Si bien el griego fue un caso extremo, la realidad es que fuertes desequilibrios en las finanzas públicas aumentan la vulnerabilidad de los países que las sufren. Son varios los motivos por los que esto ocurre. Entre ellos, por un lado, se reduce el margen de maniobra para usar la política fiscal ante una recesión; además, si aumentan los pagos por intereses y no se desea que el déficit siga creciendo, otras partidas deben reducirse, lo que suele traducirse en menor inversión pública. El primero de los problemas es de corto plazo, pero el segundo afecta a la capacidad de crecimiento futuro. En el Gráfico 1 puede verse la evolución reciente de la inversión pública en los países europeos: España no sólo tiene una ratio baja, sino que ésta ha bajado durante el período 2009-2019.
Nos encontramos ahora en una situación que no es fácil: para salir de la recesión que resultó de la crisis financiera de 2008, el BCE ha llevado a cabo una política monetaria muy expansiva, que ha permitido la recuperación y ha permitido disponer de crédito al sector privado. A pesar del gran aumento del dinero en circulación, no había generado tensiones inflacionistas y, en vísperas de la pandemia, había comenzado el proceso de retirada del exceso de liquidez.
Al mismo tiempo, los gobiernos se habían endeudado (algunos más que otros) y con la expansión cuantitativa los bancos centrales nacionales habían comprado una gran parte de esa deuda, originalmente (de forma mayoritaria) en manos de los bancos. Por otro lado, ha sido necesario suspender las reglas fiscales durante la pandemia, de manera que los países pudieran sufragar el aumento de los costes sanitarios y sociales para hacerle frente. El resultado ha sido un aumento aún mayor del endeudamiento de los países europeos (y del resto del mundo) como puede verse en los Gráficos 2 y 3. España es el país de la UE donde más ha crecido el porcentaje de deuda respecto al PIB (en septiembre de 2021 la cifra oficial era 121%, con un aumento respecto al año anterior de 7.8 puntos porcentuales).

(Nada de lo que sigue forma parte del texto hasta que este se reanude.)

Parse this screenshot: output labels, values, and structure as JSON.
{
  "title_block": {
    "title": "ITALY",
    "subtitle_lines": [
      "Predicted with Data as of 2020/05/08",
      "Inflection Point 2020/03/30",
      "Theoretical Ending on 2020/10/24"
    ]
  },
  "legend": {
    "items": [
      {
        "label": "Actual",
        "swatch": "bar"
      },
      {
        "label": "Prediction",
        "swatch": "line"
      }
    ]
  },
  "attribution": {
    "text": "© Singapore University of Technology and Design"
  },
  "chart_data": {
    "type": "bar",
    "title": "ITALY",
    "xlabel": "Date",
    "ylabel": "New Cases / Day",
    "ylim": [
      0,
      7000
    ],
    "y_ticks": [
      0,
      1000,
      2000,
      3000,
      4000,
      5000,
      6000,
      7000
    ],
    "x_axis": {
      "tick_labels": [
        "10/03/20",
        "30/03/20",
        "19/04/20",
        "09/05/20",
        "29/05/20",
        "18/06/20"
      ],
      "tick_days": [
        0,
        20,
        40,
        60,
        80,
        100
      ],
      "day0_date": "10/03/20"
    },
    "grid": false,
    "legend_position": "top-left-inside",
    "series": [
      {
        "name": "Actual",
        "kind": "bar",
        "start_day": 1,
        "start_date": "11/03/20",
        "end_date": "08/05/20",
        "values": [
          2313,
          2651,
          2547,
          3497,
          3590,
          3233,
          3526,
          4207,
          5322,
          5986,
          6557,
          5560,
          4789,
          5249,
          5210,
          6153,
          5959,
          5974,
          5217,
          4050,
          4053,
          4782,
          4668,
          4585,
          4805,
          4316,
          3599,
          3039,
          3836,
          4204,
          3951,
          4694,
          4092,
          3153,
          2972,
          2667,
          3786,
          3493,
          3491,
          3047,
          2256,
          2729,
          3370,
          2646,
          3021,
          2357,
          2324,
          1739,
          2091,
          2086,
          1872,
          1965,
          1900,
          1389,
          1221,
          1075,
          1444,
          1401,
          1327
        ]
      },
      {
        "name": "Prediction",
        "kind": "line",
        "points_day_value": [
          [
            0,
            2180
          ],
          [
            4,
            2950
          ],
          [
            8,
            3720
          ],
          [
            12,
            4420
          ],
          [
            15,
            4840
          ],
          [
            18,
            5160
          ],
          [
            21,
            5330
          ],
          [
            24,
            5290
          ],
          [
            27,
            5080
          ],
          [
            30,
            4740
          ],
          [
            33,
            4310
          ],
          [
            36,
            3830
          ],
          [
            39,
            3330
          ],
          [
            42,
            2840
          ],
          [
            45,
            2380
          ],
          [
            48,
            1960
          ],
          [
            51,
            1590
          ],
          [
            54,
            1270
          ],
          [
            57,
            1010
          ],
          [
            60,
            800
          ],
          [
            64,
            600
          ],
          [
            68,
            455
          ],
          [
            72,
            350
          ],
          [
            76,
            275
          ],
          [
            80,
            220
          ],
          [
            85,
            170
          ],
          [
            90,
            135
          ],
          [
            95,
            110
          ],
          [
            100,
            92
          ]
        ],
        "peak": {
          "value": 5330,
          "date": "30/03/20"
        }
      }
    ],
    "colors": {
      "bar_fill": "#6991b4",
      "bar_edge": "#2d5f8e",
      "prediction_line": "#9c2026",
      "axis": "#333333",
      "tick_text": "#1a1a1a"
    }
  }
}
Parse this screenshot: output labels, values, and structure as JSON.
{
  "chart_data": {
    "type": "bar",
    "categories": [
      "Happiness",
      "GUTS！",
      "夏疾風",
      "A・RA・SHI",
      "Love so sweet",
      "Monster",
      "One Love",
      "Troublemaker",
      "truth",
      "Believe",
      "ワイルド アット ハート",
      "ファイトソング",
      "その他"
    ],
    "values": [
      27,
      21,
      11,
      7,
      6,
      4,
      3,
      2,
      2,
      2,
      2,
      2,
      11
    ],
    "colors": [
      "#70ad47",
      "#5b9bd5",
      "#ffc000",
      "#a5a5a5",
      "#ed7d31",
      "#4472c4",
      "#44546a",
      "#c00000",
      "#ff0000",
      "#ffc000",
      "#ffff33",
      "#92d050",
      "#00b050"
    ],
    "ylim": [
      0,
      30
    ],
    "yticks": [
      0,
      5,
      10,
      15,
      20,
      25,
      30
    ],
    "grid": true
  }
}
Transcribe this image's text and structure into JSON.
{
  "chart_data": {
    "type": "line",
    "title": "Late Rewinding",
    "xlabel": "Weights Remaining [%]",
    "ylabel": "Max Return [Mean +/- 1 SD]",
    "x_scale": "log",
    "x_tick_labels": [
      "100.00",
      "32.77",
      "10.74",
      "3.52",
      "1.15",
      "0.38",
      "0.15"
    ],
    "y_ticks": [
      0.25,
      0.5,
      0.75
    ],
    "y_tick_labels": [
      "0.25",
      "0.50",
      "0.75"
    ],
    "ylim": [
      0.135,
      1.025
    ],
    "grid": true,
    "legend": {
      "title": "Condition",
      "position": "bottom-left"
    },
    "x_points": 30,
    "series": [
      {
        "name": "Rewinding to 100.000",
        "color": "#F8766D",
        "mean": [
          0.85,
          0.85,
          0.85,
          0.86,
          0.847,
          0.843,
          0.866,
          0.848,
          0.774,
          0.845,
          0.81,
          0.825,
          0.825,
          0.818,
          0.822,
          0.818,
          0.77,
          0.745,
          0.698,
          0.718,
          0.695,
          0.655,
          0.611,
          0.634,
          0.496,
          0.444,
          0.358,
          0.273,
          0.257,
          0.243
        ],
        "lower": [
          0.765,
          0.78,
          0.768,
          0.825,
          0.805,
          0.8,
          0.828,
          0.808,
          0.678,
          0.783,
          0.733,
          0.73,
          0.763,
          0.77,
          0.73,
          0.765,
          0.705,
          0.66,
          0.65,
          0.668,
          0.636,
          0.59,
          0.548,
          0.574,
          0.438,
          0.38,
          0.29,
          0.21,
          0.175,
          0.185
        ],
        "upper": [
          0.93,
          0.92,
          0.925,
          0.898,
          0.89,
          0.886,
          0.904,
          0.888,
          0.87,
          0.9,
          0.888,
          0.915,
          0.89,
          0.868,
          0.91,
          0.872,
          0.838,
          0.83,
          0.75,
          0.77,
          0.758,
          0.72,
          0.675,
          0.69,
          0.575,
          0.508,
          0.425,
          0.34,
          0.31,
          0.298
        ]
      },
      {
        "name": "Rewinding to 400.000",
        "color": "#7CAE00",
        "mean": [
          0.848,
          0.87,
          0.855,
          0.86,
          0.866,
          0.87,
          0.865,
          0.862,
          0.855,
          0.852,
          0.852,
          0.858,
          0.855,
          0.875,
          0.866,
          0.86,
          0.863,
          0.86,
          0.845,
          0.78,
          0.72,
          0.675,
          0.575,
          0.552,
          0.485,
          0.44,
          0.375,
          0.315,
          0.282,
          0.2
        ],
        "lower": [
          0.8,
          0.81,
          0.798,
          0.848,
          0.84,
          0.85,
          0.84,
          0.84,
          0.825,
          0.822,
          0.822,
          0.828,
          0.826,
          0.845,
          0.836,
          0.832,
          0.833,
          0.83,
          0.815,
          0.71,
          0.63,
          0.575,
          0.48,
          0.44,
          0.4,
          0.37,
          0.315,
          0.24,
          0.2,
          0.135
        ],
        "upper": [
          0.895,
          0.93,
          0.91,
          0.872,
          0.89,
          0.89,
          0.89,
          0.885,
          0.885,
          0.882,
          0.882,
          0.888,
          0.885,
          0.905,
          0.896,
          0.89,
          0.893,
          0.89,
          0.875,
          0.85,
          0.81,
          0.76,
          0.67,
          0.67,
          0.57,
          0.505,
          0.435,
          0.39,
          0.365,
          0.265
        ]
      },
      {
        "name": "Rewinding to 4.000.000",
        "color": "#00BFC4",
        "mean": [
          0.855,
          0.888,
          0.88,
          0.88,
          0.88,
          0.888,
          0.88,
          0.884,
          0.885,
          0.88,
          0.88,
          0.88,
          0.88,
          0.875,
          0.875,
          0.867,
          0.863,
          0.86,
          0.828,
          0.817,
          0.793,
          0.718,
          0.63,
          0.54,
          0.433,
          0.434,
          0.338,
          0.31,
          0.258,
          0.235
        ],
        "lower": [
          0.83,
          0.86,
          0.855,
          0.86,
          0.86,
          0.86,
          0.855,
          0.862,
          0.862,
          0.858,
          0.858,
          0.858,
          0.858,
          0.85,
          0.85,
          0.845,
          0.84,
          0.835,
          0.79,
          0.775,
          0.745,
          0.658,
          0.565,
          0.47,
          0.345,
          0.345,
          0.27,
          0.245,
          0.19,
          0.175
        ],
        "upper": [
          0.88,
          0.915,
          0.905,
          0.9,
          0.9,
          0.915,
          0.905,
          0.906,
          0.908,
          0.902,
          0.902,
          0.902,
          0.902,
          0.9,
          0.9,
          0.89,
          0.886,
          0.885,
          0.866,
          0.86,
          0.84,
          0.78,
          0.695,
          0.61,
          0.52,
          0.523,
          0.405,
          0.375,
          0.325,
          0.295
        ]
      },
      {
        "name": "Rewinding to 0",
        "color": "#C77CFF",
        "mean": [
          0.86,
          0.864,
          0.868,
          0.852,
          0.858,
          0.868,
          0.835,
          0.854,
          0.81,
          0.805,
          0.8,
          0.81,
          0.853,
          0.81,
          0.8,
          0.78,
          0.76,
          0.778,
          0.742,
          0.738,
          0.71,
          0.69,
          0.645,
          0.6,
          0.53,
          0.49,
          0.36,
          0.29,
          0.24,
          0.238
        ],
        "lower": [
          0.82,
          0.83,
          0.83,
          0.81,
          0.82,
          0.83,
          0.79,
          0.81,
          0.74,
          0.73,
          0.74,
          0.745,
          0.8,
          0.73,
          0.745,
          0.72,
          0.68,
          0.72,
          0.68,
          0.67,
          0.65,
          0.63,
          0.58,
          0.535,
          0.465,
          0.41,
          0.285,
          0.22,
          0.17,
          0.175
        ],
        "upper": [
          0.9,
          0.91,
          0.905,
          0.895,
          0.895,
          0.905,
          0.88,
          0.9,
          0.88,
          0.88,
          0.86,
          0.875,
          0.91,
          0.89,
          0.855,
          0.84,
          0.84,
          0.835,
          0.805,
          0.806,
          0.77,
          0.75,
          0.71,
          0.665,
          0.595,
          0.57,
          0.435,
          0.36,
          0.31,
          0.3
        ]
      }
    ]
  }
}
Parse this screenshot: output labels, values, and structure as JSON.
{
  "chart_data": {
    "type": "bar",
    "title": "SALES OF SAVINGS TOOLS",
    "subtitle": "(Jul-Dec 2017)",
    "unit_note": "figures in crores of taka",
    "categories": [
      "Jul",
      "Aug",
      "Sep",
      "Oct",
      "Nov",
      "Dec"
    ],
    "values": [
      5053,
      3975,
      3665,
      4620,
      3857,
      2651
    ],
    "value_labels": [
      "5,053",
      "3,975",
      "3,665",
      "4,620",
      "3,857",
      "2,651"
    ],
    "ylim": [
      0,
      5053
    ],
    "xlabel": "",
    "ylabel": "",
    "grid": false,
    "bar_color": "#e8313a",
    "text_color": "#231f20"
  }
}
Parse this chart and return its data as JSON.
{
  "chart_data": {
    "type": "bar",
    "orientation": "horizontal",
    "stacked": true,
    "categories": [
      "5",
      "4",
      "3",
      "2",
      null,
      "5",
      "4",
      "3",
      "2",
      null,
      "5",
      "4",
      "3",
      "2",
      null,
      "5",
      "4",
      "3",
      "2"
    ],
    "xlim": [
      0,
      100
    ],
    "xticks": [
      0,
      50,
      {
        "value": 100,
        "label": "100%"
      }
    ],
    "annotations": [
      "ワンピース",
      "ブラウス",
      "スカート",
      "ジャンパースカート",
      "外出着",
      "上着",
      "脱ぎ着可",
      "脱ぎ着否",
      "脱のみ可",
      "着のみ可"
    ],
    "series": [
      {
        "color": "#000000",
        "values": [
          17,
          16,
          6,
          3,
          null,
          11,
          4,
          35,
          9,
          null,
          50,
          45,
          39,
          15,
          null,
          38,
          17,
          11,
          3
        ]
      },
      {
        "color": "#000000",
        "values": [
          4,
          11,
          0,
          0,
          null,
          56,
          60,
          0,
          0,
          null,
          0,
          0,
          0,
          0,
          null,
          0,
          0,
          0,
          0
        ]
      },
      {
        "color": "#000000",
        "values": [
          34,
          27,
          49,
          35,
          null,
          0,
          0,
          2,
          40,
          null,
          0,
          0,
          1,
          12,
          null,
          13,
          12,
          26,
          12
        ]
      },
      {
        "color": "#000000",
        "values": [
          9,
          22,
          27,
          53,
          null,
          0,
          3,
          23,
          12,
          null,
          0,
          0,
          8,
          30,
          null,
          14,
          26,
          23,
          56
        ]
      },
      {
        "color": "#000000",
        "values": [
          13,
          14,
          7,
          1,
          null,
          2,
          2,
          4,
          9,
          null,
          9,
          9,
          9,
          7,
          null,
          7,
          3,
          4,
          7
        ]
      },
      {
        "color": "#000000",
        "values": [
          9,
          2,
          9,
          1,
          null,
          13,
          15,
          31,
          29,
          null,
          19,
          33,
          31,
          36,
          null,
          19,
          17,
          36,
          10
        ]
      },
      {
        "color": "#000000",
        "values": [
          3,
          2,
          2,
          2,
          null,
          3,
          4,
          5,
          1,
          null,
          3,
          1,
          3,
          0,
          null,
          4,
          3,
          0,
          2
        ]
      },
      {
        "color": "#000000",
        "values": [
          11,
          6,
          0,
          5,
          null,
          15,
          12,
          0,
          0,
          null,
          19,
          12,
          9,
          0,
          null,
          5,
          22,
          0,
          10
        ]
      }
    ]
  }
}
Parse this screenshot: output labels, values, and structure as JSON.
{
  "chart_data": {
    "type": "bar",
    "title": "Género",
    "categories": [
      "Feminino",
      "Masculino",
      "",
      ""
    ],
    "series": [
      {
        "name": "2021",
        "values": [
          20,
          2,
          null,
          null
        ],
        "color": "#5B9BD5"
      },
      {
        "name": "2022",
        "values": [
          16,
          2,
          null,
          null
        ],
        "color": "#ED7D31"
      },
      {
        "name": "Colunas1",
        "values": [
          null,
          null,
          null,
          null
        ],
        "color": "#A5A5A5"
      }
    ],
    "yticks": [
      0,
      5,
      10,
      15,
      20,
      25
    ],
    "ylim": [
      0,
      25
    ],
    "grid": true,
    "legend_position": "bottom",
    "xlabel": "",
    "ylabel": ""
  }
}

El problema añadido es que, con la pandemia, se han producido tensiones inflacionistas relacionadas con las cadenas de suministro y con el coste de la energía. Si el aumento de la inflación se debe sólo a eso, en unas semanas debería volver al 2% (el nivel objetivo del BCE). Pero si no es así, la vuelta a la normalidad haría necesario que las políticas macroeconómicas, que han sido expansivas durante más de una década, se hagan contractivas. Por eso, la cuestión es cómo “desinflar” la situación sin poner en peligro la recuperación. De esto se va a hablar en los próximos meses, pues está previsto que en 2023 se vuelva a aplicar el procedimiento de déficit excesivo.
Mientras tanto, el objetivo es que los fondos del Plan de Recuperación y Resiliencia restauren la inversión pública y ayuden a impulsar el crecimiento, al menos, durante los próximos tres años. Porque, como es evidente, la ratio de deuda respecto al PIB se reduce al moderar la emisión de deuda (porque disminuye el numerador), pero también cuando crece el PIB nominal, esto es, el PIB real y la inflación (porque aumenta el denominador). La inflación acumulada en 2021 ayudará a que se reduzca también la ratio de deuda, pero lo que de verdad necesita la economía española es crecimiento sano y sostenido. Ello no es ajeno a la implementación de un verdadero plan de reformas para conseguir una economía más ágil, flexible y resistente a los shocks futuros. A eso debemos aspirar como sociedad por el bien de todos.